Покрывало с постели было снято, одеяло откинуто аккуратным треугольником, но на кровать еще никто не ложился.
На тумбочках, по обе стороны от нее, горели лампы, поэтому в этом конце комнаты было чересчур ярко, однако меня больше заинтересовал противоположный конец спальни с письменным столом у стены. Рядом с бронзовой настольной лампой под зеленым стеклянным колпаком лежала толстая открытая тетрадь и ручка. Это было похоже на тетрадь для записей или дневник.
Позади меня негромко заворчал Орсон.
Я обернулся и увидел, что он стоит около лестницы, ведущей наверх, и, задрав голову, смотрит на тускло освещенный проем открытого чердачного люка. Когда пес повернул голову ко мне, я поднес палец к губам, делая знак замолчать, а потом тихо похлопал ладонью по ноге, подзывая его к себе.
Орсон не стал изображать из себя цирковую собаку, способную взбираться по стремянке, и подошел ко мне. Иногда ему доставляло удовольствие быть послушной собакой. Для разнообразия.
Я не сомневался, что, спускаясь с чердака, преподобный Том наделает достаточно шума и я буду заблаговременно предупрежден о его скором появлении.
И все же велел Орсону оставаться возле порога спальни, чтобы постоянно видеть чердачный люк.
Отворачивая лицо от горевших возле кровати ламп, я прошел через комнату по направлению к письменному столу, заодно заглянув в смежную со спальней ванную комнату. Там было пусто.
На столе, помимо тетради, стоял кувшин, в котором оказалось шотландское виски, и стакан, более чем наполовину наполненный золотистой жидкостью. Преподобный потягивал виски неразбавленным и без льда.

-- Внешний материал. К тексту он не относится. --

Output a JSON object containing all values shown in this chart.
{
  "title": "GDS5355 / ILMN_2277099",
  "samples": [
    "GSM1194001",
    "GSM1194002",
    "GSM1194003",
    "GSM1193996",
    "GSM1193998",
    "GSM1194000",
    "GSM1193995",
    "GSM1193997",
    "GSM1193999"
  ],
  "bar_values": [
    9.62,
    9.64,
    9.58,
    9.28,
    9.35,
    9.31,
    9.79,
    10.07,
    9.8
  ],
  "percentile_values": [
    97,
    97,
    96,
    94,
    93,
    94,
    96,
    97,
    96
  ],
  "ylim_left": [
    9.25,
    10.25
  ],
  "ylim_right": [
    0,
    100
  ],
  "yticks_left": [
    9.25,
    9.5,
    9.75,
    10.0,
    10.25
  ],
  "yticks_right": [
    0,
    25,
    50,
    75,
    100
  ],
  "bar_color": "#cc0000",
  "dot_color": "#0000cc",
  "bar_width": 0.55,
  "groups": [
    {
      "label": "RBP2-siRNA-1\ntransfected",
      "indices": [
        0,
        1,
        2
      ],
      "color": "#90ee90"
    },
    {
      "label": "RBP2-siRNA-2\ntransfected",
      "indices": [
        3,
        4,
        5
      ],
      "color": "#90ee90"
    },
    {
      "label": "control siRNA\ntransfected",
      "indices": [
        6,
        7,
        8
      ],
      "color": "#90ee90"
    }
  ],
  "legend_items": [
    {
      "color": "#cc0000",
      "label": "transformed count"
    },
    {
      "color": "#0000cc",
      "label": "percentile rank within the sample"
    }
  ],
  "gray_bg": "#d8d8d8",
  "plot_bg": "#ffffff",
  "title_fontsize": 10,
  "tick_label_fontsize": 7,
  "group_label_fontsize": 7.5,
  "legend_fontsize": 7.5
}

Скорее даже не потягивал, а хлебал.
Я взял в руки тетрадь. Почерк отца Тома был четким и убористым, как шрифт пишущей машинки. Поскольку моим привыкшим к темноте глазам не требовалось много света для того, чтобы читать, я отошел подальше в тень, царившую в углу комнаты, и пробежал первый абзац на странице. Он заканчивался на полуслове, и речь в нем явно шла о сестре священника:
'Когда настанет конец, я, возможно, не сумею спастись. Я знаю также, что не смогу спасти Лору, поскольку она уже не то, чем была. Она умерла. От нее осталась лишь физическая оболочка, да и та, наверное, переменилась. Господь либо забрал ее душу в свои сады, оставив в земном теле Лоры то существо, в которое она превратилась, либо покинул ее. В таком случае он покинет и всех нас. Я верю в милосердие Христа.
Я верю во власть Божью. А если я верю, то должен жить своей верой и попытаться спасти тех, кого могу. Если я не способен спасти себя или даже Лору, я могу помочь хотя бы тем несчастным созданиям, которые приходят ко мне, моля избавить их от мучений и даровать свободу. Джесси Пинн или те, кто отдает ему приказы, могут убить Лору, но она уже не та. Лора давно потеряна, и их угрозы не остановят меня. Они могут убить и меня, но до тех пор…'
Орсон стоял настороже возле открытой двери и внимательно наблюдал за коридором.
Я открыл первую страницу дневника и прочитал запись, датированную первым января этого года:
«Лору не отпускают вот уже девять месяцев, и я окончательно потерял надежду хоть когда-нибудь увидеть ее снова. А если мне и предложат увидеться с ней, то я, да простит меня Господь, откажусь. Мне слишком страшно увидеть то, во что она могла к этому времени превратиться. Каждую ночь я молю Святую Деву попросить своего Сына, чтобы он забрал Лору к себе и избавил ее от страданий этого мира».